Las pequeñas víctimas contaban con seis, ocho y 11 años y el niño tenía cuatro años. Quien lucha por su vida en un hospital es Ana Azucena “N” “N”, de 25 años.
Los responsables de la tragedia son dos drogadictos que también habitaban el domicilio y que provocaron la quemazón por quemar cable para sustraer el cobre; ambos fueron detenidos y presentados ante el Ministerio Público para su investigación.
Los hechos ocurrieron al mediodía de ayer, en la casa 242 de la calle Jaime Aizpuru, casi esquina con el bulevar Guadalupano.
La mañana de ese sábado, los dos adictos a las drogas quemaban el mencionado material para vender el cobre en una chatarrera, en un tejaban localizado casi al fondo de la vivienda.
Por algún motivo, el fuego se salió de control y a los pocos minutos se extendió hacia un cuarto aledaño, donde estaban tres niñas, un niño y Ana Azucena, los cuales aún dormían, por lo que al inhalar el humo quedaron inconscientes.
Los vecinos, al ver que salía humo de la casa, llamaron al servicio de emergencia 911, mientras que el tejaban colapsaba.

El fuego acabó con el tejaban, donde dos drogadictos quemaban cables
En ese momento, por el bulevar Guadalupano pasó el oficial Luis Chico, de la Policía Vial, que inmediatamente se acercó y agilizó la presencia de los bomberos.
El comandante de los “tragahumo”, Gerardo Medina, que también circulaba la zona, en menos de un minuto se puso el uniforme que traía en su carro y se metió, arriesgando su propia vida, para rescatar a los menores de edad, auxiliado por el policía vial.
Pronto llegaron más policías municipales y de vialidad, seguidos por paramédicos de la Coordinación Municipal de Protección Civil, de la Cruz Roja Mexicana y elementos del Grupo de Operaciones Aéreas, al mando del doctor Eduardo Álvarez Bravo.
Las víctimas fueron tendidas sobre la banqueta, a escasos metros de la puerta principal de la vivienda, donde los “tragahumo” y socorristas les brindaron los primeros auxilios.
Las niñas de ocho y 11 años murieron en el lugar, por la inhalación de humo, quemaduras en las vías respiratorias y en diferentes partes del cuerpo.
Sin pérdida de tiempo, la pequeña de seis años y el niño de cuatro, fueron trasladados a la Clínica 2 del IMSS, en donde horas más tarde murieron.
Asimismo, en otra ambulancia, Ana Azucena fue trasladada de urgencia al hospital Tercer Milenio, en donde fue intubada.

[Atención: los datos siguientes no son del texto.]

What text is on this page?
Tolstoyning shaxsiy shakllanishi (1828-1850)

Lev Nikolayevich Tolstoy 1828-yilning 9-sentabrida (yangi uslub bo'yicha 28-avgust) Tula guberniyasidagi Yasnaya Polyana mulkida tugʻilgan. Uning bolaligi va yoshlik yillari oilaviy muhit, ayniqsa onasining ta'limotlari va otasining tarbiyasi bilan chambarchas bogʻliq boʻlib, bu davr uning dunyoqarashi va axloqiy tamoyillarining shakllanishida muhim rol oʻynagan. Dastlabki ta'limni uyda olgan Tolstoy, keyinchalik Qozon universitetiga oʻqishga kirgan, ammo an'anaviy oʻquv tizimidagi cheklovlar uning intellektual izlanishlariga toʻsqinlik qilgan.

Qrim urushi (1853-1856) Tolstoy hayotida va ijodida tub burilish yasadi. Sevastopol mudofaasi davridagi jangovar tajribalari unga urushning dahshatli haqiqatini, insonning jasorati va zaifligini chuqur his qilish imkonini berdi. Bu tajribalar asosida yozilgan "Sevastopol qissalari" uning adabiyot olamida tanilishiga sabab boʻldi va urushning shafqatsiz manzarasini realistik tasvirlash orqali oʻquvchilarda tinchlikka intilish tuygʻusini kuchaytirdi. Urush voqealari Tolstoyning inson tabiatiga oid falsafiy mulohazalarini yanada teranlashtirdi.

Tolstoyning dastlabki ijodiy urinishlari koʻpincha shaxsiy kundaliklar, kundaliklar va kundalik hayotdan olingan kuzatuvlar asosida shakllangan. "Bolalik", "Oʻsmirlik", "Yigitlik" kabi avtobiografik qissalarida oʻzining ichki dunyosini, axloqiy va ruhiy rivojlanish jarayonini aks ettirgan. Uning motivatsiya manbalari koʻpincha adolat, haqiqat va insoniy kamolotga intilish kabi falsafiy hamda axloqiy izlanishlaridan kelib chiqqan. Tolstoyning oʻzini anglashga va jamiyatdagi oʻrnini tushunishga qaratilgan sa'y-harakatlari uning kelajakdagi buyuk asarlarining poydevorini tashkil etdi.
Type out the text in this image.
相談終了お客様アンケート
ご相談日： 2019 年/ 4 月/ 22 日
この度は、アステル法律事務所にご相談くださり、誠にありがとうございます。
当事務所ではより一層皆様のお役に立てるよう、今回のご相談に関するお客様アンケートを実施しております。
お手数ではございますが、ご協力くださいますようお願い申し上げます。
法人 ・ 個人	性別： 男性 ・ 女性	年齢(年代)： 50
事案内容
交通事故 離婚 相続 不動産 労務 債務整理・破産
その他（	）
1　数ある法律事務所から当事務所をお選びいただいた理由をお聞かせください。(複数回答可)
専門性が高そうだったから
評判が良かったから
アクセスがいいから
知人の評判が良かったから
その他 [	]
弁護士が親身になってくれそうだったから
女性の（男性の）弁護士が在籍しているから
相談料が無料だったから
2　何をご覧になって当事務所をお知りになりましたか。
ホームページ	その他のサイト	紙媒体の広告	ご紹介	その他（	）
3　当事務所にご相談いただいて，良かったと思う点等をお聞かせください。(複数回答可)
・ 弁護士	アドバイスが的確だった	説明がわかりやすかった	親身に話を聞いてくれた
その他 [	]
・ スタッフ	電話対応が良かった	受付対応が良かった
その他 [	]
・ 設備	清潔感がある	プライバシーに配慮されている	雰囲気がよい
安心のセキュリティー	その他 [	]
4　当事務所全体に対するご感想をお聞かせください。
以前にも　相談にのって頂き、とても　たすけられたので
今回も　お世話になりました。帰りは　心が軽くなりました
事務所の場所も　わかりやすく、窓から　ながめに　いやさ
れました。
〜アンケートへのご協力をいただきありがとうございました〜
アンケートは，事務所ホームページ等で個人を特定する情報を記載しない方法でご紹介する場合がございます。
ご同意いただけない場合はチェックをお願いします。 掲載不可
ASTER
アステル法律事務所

Mientras eso sucedía, los bomberos apagaron las llamas que dejaron reducido a cenizas el tejaban, mientras que en el cuarto donde dormían las criaturas y la mujer, se quemó ropa, muebles y varios objetos.
Acordonado el lugar, arribaron para dar fe de los cadáveres de las niñas, elementos de la Dirección General de Investigación Pericial y de la Unidad Especializada en Investigación de Homicidios.
Asimismo, los dos drogadictos fueron trasladados al Ministerio Público para deslindar responsabilidades.
Al término de las diligencias del caso, peritos trasladaron los cuerpos de las niñas al Servicio Médico Forense y horas más tarde acudieron a la Clínica 2 del IMSS para trasladar los cadáveres de las otras dos víctimas, para realizar las necropsias de ley.